In 1997, Against the odds : New Zealand Paralympians said this classification was graded along a gradient, with S1 being the most disabled and S10 being the least disabled.

== At the Paralympic Games ==
For the 2016 Summer Paralympics in Rio, the International Paralympic Committee had a zero classification at the Games policy. This policy was put into place in 2014, with the goal of avoiding last minute changes in classes that would negatively impact athlete training preparations.
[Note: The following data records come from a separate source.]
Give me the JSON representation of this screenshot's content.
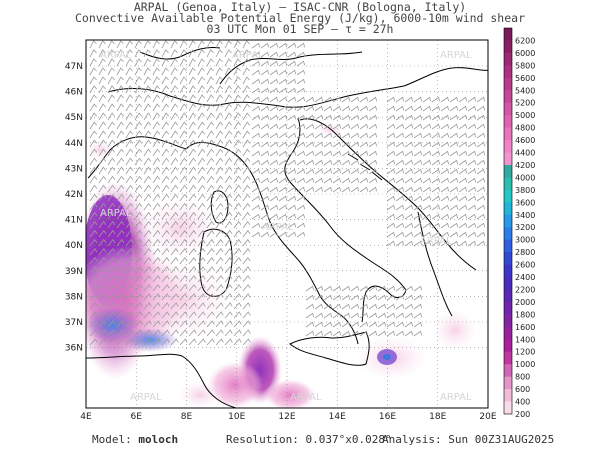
{
  "header": {
    "line1": "ARPAL (Genoa, Italy)  —  ISAC-CNR (Bologna, Italy)",
    "line2": "Convective Available Potential Energy (J/kg), 6000-10m wind shear",
    "line3": "03 UTC Mon 01 SEP  —  τ = 27h"
  },
  "map": {
    "lon_labels": [
      "4E",
      "6E",
      "8E",
      "10E",
      "12E",
      "14E",
      "16E",
      "18E",
      "20E"
    ],
    "lat_labels": [
      "36N",
      "37N",
      "38N",
      "39N",
      "40N",
      "41N",
      "42N",
      "43N",
      "44N",
      "45N",
      "46N",
      "47N"
    ],
    "watermark": "ARPAL",
    "grid": true
  },
  "colorbar": {
    "labels": [
      "6200",
      "6000",
      "5800",
      "5600",
      "5400",
      "5200",
      "5000",
      "4800",
      "4600",
      "4400",
      "4200",
      "4000",
      "3800",
      "3600",
      "3400",
      "3200",
      "3000",
      "2800",
      "2600",
      "2400",
      "2200",
      "2000",
      "1800",
      "1600",
      "1400",
      "1200",
      "1000",
      "800",
      "600",
      "400",
      "200"
    ],
    "colors": [
      "#7a1a58",
      "#8a2064",
      "#9a2a72",
      "#aa3280",
      "#b83c8c",
      "#c64898",
      "#d256a4",
      "#de64b0",
      "#e874bc",
      "#f084c6",
      "#f494cf",
      "#34a8a0",
      "#2cbcb0",
      "#24c8c4",
      "#24b4d8",
      "#2898e8",
      "#2c7ce8",
      "#3060e0",
      "#3448d4",
      "#3c36c8",
      "#4a2cbc",
      "#5a28b4",
      "#6e26aa",
      "#8224a4",
      "#96229c",
      "#a8209a",
      "#c0389e",
      "#d266b6",
      "#e496c8",
      "#f0bcd8",
      "#f8dcea"
    ]
  },
  "footer": {
    "model_label": "Model:",
    "model_value": "moloch",
    "resolution": "Resolution: 0.037°x0.028°",
    "analysis": "Analysis: Sun 00Z31AUG2025"
  }
}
All competitors needed to be internationally classified with their classification status confirmed prior to the Games, with exceptions to this policy being dealt with on a case-by-case basis.

==Competitions==
For this classification, organisers of the Paralympic Games have the option of including the following events on the Paralympic programme: 50 m and 100 m Freestyle, 400 m Freestyle, 100 m Backstroke, 100 m Butterfly, 100 m Breaststroke, and 200 m Individual Medley events.

===Paralympic records===
The table below records the fastest ever Paralympic record in this class for specific events.

| Event | Class | Time |  | Name | Nation | Date | Games | Ref |
| 50 m freestyle | S8 | 26.45 | WR | Xiaofu Wang | China | Sep 14, 2008 | 2008 Beijing |  |  |
| 100 m freestyle | S8 | 58.84 |  | Xiaofu Wang | China | Sep 8, 2008 | 2008 Beijing |  |  |
| 400 m freestyle | S8 | 4:26.25 | WR | Sam Hynd | Great Britain | Sep 12, 2008 | 2008 Beijing |  |  |
| 100 m backstroke | S8 | 1:06.33 | WR | Konstantin Lisenkov | Russia | Sep 10, 2008 | 2008 Beijing |  |  |
| 100 m backstroke | S8 | 1:06.33 | WR | Konstantin Lisenkov | Russia | Sep 10, 2008 | 2008 Beijing |  |  |
| 100 m butterfly | S8 | 1:00.95 | WR | Peter Alan Stuart Leek | Australia | Sep 7, 2008 | 2008 Beijing |  |  |
| 100 m freestyle | S8 | 1:05.32 | WR | Maddison Elliott | Australia | Jul 25, 2014 | 2014 Commonwealth Games |  |  |

==Records==
In the S8 50 m Freestyle Long Course, the men's world record is held by China's Xiaofu Wang with a time of 00:26.45 and the women's world record is held by China's Shengnan Jiang with a time of 00:30.85. In the S8 100 m Freestyle Long Course, the men's world record is held by Australia's Peter Leek and the women's world record is held by Australia's Maddison Elliott.

==Getting classified==
Swimming classification generally has three components. The first is a bench press. The second is water test. The third is in competition observation. As part of the water test, swimmers are often required to demonstrate their swimming technique for all four strokes. They usually swim a distance of 25 meters for each stroke. They are also generally required to demonstrate how they enter the water and how they turn in the pool.

Classification generally has four phases. The first stage of classification is a health examination. For amputees in this class, this is often done on site at a sports training facility or competition. The second stage is observation in practice, the third stage is observation in competition and the last stage is assigning the sportsperson to a relevant class. Sometimes the health examination may not be done on site for amputees in this class because the nature of the amputation could cause not physically visible alterations to the body.

In Australia, to be classified in this category, athletes contact the Australian Paralympic Committee or their state swimming governing body. In the United States, classification is handled by the United States Paralympic Committee on a national level. The classification test has three components: "a bench test, a water test, observation during competition." American swimmers are assessed by four people: a medical classified, two general classified and a technical classifier.

==Competitors==

Swimmers who have competed in this classification include Amanda Everlove, Sean Fraser, and Heather Frederiksen, who all won medals in their class at the 2008 Paralympics. World champion Robert Griswold is also in this class.